Du chevalier Chrestien l’ame est en eschauguette
Dans ce cors ennemis lieu de sa garnison
Ou veillant jour & nuit en devote oraison
Elle attend de pié coy le son de la trompette

Si tost comme elle sonne, aussi tost elle est preste
De venir à la charge, & s'armant de raison
Romt de ses ennemis la caute trahison
Faisant au tems prefix une seure retraitte

Rien n'est si perilleus, ou remplis de meschefs,
Pourveu qu'elle obtempere au vouloir de son chef
Que de vaincre & domter elle ne s'evertue

Et si la mort qui met aus meurdres son esbat
L'affronte cors à cors au milieu du combat
Vaincue elle la vaint, & l'abat abatue.


CXVIII.


Ce cors materiel n’est l’habitation
Aincois l'hostellerie, ou l'ame non mortelle
Ses thresors precieus ne cache & ne recelle
Mais pour un seul moment y fait provision.
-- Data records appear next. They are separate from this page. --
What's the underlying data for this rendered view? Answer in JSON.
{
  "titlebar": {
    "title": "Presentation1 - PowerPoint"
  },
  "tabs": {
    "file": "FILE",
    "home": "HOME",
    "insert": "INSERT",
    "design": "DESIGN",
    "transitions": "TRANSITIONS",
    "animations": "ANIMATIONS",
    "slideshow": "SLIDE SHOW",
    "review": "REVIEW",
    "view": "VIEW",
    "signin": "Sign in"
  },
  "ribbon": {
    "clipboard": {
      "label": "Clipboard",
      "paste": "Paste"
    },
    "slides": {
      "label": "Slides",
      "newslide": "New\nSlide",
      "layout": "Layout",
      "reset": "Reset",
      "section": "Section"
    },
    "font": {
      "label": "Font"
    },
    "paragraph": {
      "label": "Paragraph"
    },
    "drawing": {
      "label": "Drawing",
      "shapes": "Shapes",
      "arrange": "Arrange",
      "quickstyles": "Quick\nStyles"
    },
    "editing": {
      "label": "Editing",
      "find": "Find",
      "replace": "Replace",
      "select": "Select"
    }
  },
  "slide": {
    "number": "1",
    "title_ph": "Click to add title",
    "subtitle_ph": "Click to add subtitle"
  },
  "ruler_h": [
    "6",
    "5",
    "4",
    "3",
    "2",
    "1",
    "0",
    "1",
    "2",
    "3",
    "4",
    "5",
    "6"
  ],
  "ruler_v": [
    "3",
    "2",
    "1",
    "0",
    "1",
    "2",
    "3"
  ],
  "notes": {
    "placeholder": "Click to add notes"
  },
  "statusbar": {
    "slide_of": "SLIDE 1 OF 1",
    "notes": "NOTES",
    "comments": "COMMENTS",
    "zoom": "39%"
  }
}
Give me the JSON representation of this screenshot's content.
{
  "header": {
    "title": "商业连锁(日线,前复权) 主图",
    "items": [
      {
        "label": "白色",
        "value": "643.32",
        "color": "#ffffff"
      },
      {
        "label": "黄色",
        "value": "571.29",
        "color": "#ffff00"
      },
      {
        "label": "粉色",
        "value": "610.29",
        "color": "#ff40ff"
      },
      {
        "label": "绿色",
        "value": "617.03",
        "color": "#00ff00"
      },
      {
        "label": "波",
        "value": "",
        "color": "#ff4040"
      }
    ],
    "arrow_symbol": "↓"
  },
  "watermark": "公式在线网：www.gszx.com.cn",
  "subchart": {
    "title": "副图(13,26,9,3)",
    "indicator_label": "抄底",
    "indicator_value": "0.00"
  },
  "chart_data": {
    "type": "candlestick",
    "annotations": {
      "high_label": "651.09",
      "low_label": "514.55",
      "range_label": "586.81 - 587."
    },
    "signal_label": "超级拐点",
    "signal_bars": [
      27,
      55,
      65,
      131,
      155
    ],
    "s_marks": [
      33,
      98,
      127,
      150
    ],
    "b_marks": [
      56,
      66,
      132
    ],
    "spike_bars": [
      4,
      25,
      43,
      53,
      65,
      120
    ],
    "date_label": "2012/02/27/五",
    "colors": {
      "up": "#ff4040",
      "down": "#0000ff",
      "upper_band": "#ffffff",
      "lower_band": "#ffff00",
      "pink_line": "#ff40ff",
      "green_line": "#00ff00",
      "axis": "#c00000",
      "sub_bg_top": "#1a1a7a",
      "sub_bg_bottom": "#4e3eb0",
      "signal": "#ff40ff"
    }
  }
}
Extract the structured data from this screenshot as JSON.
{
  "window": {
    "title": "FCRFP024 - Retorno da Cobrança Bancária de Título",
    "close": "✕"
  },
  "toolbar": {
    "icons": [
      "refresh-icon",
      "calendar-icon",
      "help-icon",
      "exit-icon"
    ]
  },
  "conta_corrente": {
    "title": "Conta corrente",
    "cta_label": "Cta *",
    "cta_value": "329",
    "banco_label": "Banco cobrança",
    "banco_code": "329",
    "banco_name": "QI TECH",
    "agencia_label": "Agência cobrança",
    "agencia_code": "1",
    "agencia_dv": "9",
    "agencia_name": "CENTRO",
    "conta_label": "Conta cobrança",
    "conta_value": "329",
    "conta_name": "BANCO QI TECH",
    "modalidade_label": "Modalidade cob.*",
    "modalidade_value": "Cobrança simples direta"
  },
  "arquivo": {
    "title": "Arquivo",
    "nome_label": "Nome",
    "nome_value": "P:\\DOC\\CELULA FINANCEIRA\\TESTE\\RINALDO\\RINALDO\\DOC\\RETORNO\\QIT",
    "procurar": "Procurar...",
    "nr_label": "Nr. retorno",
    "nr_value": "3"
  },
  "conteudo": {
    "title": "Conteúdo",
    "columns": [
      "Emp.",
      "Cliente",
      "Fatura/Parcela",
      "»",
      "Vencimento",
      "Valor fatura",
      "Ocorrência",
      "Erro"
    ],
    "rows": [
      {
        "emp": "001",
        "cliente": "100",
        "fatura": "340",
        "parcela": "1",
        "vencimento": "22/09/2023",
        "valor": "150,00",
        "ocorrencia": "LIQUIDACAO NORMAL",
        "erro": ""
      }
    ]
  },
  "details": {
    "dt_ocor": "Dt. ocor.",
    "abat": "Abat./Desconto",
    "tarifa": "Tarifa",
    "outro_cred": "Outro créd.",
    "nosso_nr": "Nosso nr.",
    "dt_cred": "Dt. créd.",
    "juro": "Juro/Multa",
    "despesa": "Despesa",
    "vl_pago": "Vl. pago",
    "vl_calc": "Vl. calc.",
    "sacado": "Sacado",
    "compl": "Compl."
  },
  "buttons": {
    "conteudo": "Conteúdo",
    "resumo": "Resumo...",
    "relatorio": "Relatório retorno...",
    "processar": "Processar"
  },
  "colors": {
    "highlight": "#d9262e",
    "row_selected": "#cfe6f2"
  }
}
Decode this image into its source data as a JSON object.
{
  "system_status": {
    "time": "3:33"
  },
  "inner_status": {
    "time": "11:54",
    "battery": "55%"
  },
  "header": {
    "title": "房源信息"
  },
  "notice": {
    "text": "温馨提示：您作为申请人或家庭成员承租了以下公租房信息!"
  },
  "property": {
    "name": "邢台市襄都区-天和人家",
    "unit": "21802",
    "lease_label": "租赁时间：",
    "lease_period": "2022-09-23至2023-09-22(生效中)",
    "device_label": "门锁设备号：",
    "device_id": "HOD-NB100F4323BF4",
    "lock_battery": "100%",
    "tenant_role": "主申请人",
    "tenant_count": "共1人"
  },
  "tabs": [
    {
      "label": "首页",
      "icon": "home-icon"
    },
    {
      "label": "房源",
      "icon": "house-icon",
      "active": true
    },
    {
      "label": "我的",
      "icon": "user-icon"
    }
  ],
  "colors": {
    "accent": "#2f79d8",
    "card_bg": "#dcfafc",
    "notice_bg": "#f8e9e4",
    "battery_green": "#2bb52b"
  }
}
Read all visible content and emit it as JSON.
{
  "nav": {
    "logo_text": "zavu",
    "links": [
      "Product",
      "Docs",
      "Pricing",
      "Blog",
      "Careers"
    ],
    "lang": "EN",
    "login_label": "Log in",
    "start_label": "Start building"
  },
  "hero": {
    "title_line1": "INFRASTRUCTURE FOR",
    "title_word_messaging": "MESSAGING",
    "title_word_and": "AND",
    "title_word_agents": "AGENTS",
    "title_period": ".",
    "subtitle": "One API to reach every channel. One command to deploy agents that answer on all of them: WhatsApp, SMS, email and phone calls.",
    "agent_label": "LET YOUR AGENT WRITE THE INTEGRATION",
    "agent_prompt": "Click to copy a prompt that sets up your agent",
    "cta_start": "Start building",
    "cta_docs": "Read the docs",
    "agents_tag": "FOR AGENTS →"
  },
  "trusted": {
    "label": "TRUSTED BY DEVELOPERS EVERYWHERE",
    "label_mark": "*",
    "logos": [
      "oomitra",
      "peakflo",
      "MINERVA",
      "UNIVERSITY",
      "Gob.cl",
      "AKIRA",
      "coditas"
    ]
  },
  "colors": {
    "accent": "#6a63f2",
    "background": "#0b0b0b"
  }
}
Ainsi durant le temps de son oppression
Le chetif prisonnier peu de biens amoncelle,
Comme estant asservi quant le juge l'appelle
De venir comparoistre a l'assignation :

Prisonnier de ce cors comporons nous en sorte
Que vivant selon DIEU, rien de nous desconforte
Sur le point de quitter ce terrestre Element.

Le fuseau de la vie usé en innocence,
Donne contre la mort beaucoup de confience,
Celuy la ne craint rien qui vit inocemment.